Iron is implicated in age-related macular degeneration (AMD). The aim of this study was to see if long-term, experimental iron administration with aging modifies retinal and choroidal structures and expressions of iron handling proteins, to understand some aspects of iron homeostasis. Male Wistar rats were fed with ferrous sulphate heptahydrate (500mg/kg body weight/week, oral; elemental iron availability: 20%) from 2 months of age onward until they were 19.5 month-old. At 8, 14 and 20 months of age, they were sacrificed and serum and retinal iron levels were detected by HPLC. Oxidative stress was analyzed by TBARS method. The retinas were examined for cell death (TUNEL), histology (electron microscopy) and the expressions of transferrin, transferrin receptor-1 [TFR-1], H- and L-ferritin. In control animals, at any age, there was no difference in the serum and retinal iron levels, but the latter increased significantly in 14- and 20 month-old iron-fed rats, indicating that retinal iron accumulation proceeds with progression of aging (>14 months). The serum and retinal TBARS levels increased significantly with progression of aging in experimental but not in control rats. There was significant damage to choriocapillaris, accumulation of phagosomes in retinal pigment epithelium and increased incidence of TUNEL+ cells in outer nuclear layer and vacuolation in inner nuclear layer (INL) of 20 month-aged experimental rats, compared to those in age-matched controls. Vacuolations in INL could indicate a long-term effect of iron accumulation in the inner retina. These events paralleled the increased expression of ferritins and transferrin and a decrease in the expression of TFR-1 in iron-fed rats with aging, thereby maintaining iron homeostasis in the retina. As some of these changes mimic with those happening in eyes with AMD, this model can be utilized to understand iron-induced pathophysiological changes in AMD.

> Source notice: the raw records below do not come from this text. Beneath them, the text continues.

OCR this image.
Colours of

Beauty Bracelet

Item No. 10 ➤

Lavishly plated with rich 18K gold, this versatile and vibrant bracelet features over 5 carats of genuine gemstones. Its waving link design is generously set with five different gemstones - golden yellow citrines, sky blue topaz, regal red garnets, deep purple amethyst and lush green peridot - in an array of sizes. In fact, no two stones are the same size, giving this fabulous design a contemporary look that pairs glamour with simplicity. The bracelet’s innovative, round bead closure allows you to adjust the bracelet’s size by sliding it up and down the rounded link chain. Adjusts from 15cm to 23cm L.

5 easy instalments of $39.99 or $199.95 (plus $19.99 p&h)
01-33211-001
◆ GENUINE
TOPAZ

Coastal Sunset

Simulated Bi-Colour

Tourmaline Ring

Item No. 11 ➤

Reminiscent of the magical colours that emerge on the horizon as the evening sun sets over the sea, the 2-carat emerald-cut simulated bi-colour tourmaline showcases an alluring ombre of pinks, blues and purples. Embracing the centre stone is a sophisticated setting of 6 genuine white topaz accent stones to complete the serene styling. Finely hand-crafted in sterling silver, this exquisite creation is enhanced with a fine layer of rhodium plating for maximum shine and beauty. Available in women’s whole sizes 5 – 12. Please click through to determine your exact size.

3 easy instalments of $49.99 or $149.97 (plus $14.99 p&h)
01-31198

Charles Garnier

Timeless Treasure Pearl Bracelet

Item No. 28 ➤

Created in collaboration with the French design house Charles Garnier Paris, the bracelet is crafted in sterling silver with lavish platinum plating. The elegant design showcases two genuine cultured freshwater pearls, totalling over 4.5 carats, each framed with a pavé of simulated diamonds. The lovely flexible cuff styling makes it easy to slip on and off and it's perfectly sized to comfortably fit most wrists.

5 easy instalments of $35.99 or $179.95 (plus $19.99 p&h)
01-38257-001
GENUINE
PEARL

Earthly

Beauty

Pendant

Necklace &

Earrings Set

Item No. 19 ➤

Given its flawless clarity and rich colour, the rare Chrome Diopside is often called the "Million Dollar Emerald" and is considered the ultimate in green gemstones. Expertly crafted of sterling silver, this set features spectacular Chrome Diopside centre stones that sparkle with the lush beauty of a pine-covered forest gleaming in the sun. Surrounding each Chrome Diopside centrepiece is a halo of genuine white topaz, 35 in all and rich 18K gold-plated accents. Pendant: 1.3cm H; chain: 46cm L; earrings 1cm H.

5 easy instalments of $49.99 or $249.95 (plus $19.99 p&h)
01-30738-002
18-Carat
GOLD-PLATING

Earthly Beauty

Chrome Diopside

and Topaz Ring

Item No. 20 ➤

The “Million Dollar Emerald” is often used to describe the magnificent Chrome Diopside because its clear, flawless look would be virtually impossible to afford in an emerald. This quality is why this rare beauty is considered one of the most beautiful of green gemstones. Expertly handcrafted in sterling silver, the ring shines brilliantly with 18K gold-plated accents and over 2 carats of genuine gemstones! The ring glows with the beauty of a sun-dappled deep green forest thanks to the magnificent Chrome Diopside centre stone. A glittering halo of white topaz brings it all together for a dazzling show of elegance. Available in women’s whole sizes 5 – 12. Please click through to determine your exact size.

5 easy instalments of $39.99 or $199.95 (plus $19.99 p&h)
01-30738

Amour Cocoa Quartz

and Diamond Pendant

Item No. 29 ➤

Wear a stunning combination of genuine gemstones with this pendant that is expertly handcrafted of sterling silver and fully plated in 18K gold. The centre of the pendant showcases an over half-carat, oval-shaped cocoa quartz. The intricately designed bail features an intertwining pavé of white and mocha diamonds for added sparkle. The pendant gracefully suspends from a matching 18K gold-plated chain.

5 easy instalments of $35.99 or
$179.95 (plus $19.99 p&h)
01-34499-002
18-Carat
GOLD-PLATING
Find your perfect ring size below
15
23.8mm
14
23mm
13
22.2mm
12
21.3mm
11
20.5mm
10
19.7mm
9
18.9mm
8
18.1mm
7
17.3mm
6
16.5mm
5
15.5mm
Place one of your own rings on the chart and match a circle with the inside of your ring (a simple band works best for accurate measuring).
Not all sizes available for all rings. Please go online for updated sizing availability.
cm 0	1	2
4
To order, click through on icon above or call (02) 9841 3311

铁与年龄相关性黄斑变性(AMD)有关。本研究的目的是观察随着年龄增长长期进行实验性铁给药是否会改变视网膜和脉络膜结构以及铁处理蛋白的表达,以了解铁稳态的某些方面。从2月龄起,雄性Wistar大鼠口服七水合硫酸亚铁(500mg/kg体重/周;元素铁供应量:20%),直至19.5月龄。在8、14和20月龄时,将它们处死,通过高效液相色谱法检测血清和视网膜铁水平。采用硫代巴比妥酸反应物(TBARS)法分析氧化应激。检查视网膜的细胞死亡情况(TUNEL法)、组织学(电子显微镜)以及转铁蛋白、转铁蛋白受体-1 [TFR-1]、H型和L型铁蛋白的表达。在对照动物中,任何年龄的血清和视网膜铁水平均无差异,但在14月龄和20月龄的铁喂养大鼠中,视网膜铁水平显著升高,表明视网膜铁积累随着年龄增长(>14个月)而增加。在实验大鼠中,血清和视网膜TBARS水平随着年龄增长显著升高,而对照大鼠中则无此现象。与年龄匹配的对照大鼠相比,20月龄实验大鼠的脉络膜毛细血管有明显损伤,视网膜色素上皮中有吞噬体积累,外核层TUNEL+细胞发生率增加,内核层(INL)出现空泡化。INL中的空泡化可能表明内视网膜中铁积累的长期影响。这些事件与铁喂养大鼠随着年龄增长铁蛋白和转铁蛋白表达增加以及TFR-1表达减少相平行,从而维持视网膜中的铁稳态。由于其中一些变化与AMD眼中发生的变化相似,因此该模型可用于了解铁诱导的AMD病理生理变化。